Most homeowner policies have a limit ranging anywhere from $2,500 to $5,000 for silver, gold, and pewter, including dinnerware, silverware, and anything else containing the metal. If your valuable pieces are only plated in expensive metals, this limit will suffice, but if you have solid pieces, you probably need more protection.

Protecting Your Personal Belongings

You may just now realize how vulnerable you are to policy gaps, but there’s no need to worry. This can be easily fixed.

One of the most common methods of adding coverage to your personal belongings is to add endorsements. Scheduling personal property is one of the best ways to protect your valuable items by adding dollar limit coverage and extending cause of loss circumstances. It does require some leg work on your part, and you’ll be required to make an extensive inventory of all your valuable items.

While tedious, doing this ensures you have the best coverage possible. You won’t have a deductible, and claim settlements are easier. The only disadvantage could be if your belongings gain value annually, like expensive artwork does. You’d have to get an appraisal annually, which can seem nearly impossible to do and likely won’t be a time you look forward to as much as Christmas, but it’s imperative. How imperative it is depends on the belongings, their worth, and if you regularly add to a collection. If you have something that appreciates as a general rule, it’s worth the extra time. Remember too that whenever adding to a collection, that item has its own value and often changes the value of your entire collection, most likely increasing the collection’s value.

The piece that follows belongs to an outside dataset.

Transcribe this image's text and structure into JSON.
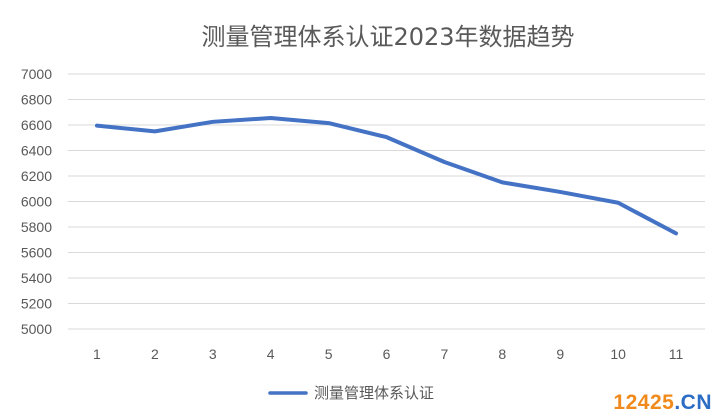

Another strategy for covering mid-range value items, like electronics, is to buy special perils coverage. This covers bizarre accidents that caused damage or destroyed your personal belongings, and not just theft. You spill wine on that antique ink-dyed rug? It’s covered under special perils. You throw your Wii remote through the TV screen? Covered under special perils. When your new, huge TV spontaneously combusts in front of your eyes? Covered under special perils.

Your stamp collection and electronics collection destroyed by flood water? NOT covered. Similarly to the way homeowners insurance won’t pay for structural flood damage, it won’t pay for damaged or destroyed contents either. If you’re in a high-risk zone and have a mortgage from a federally regulated or insured lender, you’re required to carry flood coverage. However, flood insurance, a federally-run insurance policy only available from the National Flood Insurance Program (NFIP), doesn’t cover personal belongings/contents. However, NFIP offers a second flood insurance policy solely for contents with $100K limits, the only way to insure contents against flood. Flood insurance isn’t as pricey as you may think, and can be priceless in flood losses. For $100K in building coverage and $40K in contents coverage, premiums start at $274 a year. Whether in a high-risk flood zone or not, suffering huge losses because of failure to know policy limits is frustrating enough. Imagine the frustration upon discovering you have absolutely no coverage for contents destroyed or damaged by flood.

We value the roof over our head, but in some cases, it’s what’s under our roof that can mean the most, as well as possibly carry a higher value (relatively speaking) than our home. Even minimalists hold on to certain items that have intrinsic value. For families who own property of any kind that’s worth a lot of money, it’s relatively inexpensive to obtain sufficient coverage by some means. That extra coverage is worth every penny — just as long as it’s not a penny from your coin collection.